Ao longo de oito décadas, Barbacena recebeu pacientes do Brasil inteiro, muitas vezes sem critérios claros para internação. Muitos chegavam à cidade pela linha férrea, em vagões lotados chamados de “trens de doido”, como no conto “Sorôco, sua mãe, sua filha”, de Guimarães Rosa, que, quando médico, teve curta passagem pela cidade. A existência dos hospitais, obviamente, ditou o curso da história do município, que ainda hoje carrega forte estigma, embora iniciativas – como a exploração do slogan Cidade das Rosas – busquem abrandar décadas de sofrimento entre muros.
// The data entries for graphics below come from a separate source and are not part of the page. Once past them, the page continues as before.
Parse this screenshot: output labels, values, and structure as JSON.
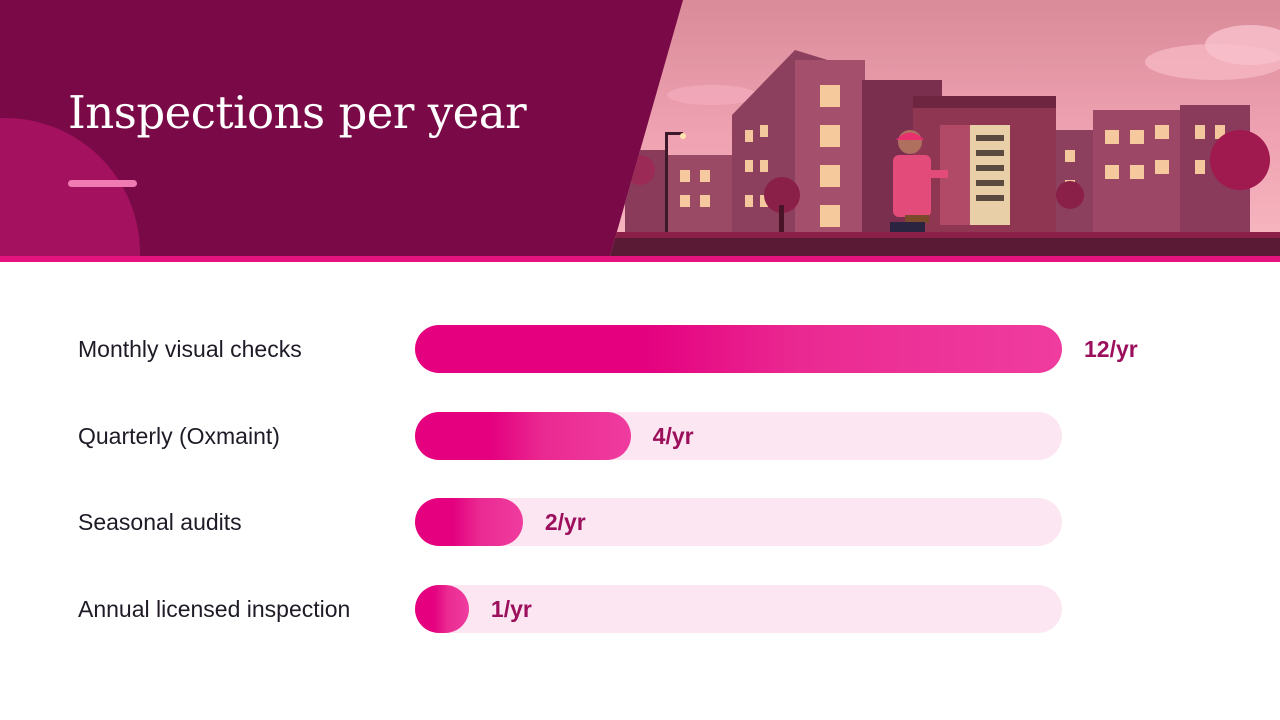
{
  "title": "Inspections per year",
  "colors": {
    "header_bg": "#7a0a47",
    "accent": "#e4127e",
    "bar_fill": "#e4007f",
    "bar_track": "#fbe6f1",
    "value_text": "#9c0f5c",
    "label_text": "#1f1a26"
  },
  "illustration": {
    "description_icon": "electrician-inspecting-electrical-panel-at-apartments-dusk"
  },
  "chart_data": {
    "type": "bar",
    "orientation": "horizontal",
    "title": "Inspections per year",
    "categories": [
      "Monthly visual checks",
      "Quarterly (Oxmaint)",
      "Seasonal audits",
      "Annual licensed inspection"
    ],
    "values": [
      12,
      4,
      2,
      1
    ],
    "value_labels": [
      "12/yr",
      "4/yr",
      "2/yr",
      "1/yr"
    ],
    "xlim": [
      0,
      12
    ],
    "grid": false,
    "legend": "none"
  }
}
Hoje, Barbacena vive momento crucial na luta antimanicomial. Governo municipal e estadual discutem a saída dos últimos 146 pacientes do CHPB – 151 contando os cinco que estão há mais de um ano na Unidade de Internação de Agudos e que dependem de ordens judiciais. Para que a cidade, depois de mais de um século, não tenha mais pacientes em internação de longo prazo, é necessária a abertura de 15 a 20 residências terapêuticas. “É uma oportunidade histórica de devolver a esses pacientes, que estão aqui há 40, 50, 60 anos, o direito de viver em sociedade”, ressalta a psicóloga Hildaléa Dias, gerente assistencial do CHPB.

Embora ainda dependa de novas unidades, Barbacena já é a cidade com o maior número de residências terapêuticas per capita do país. São hoje 31 casas em 14 bairros – média de uma para cada 4,3 mil habitantes –, que abrigam 220 moradores. A título de comparação, Belo Horizonte, com 2,2 milhões de habitantes, tem 32 residências terapêuticas, que são uma estratégia de desinstitucionalização criada para abrigar pacientes psiquiátricos que perderam o vínculo social e familiar – muito em razão do tempo em que ficaram internados.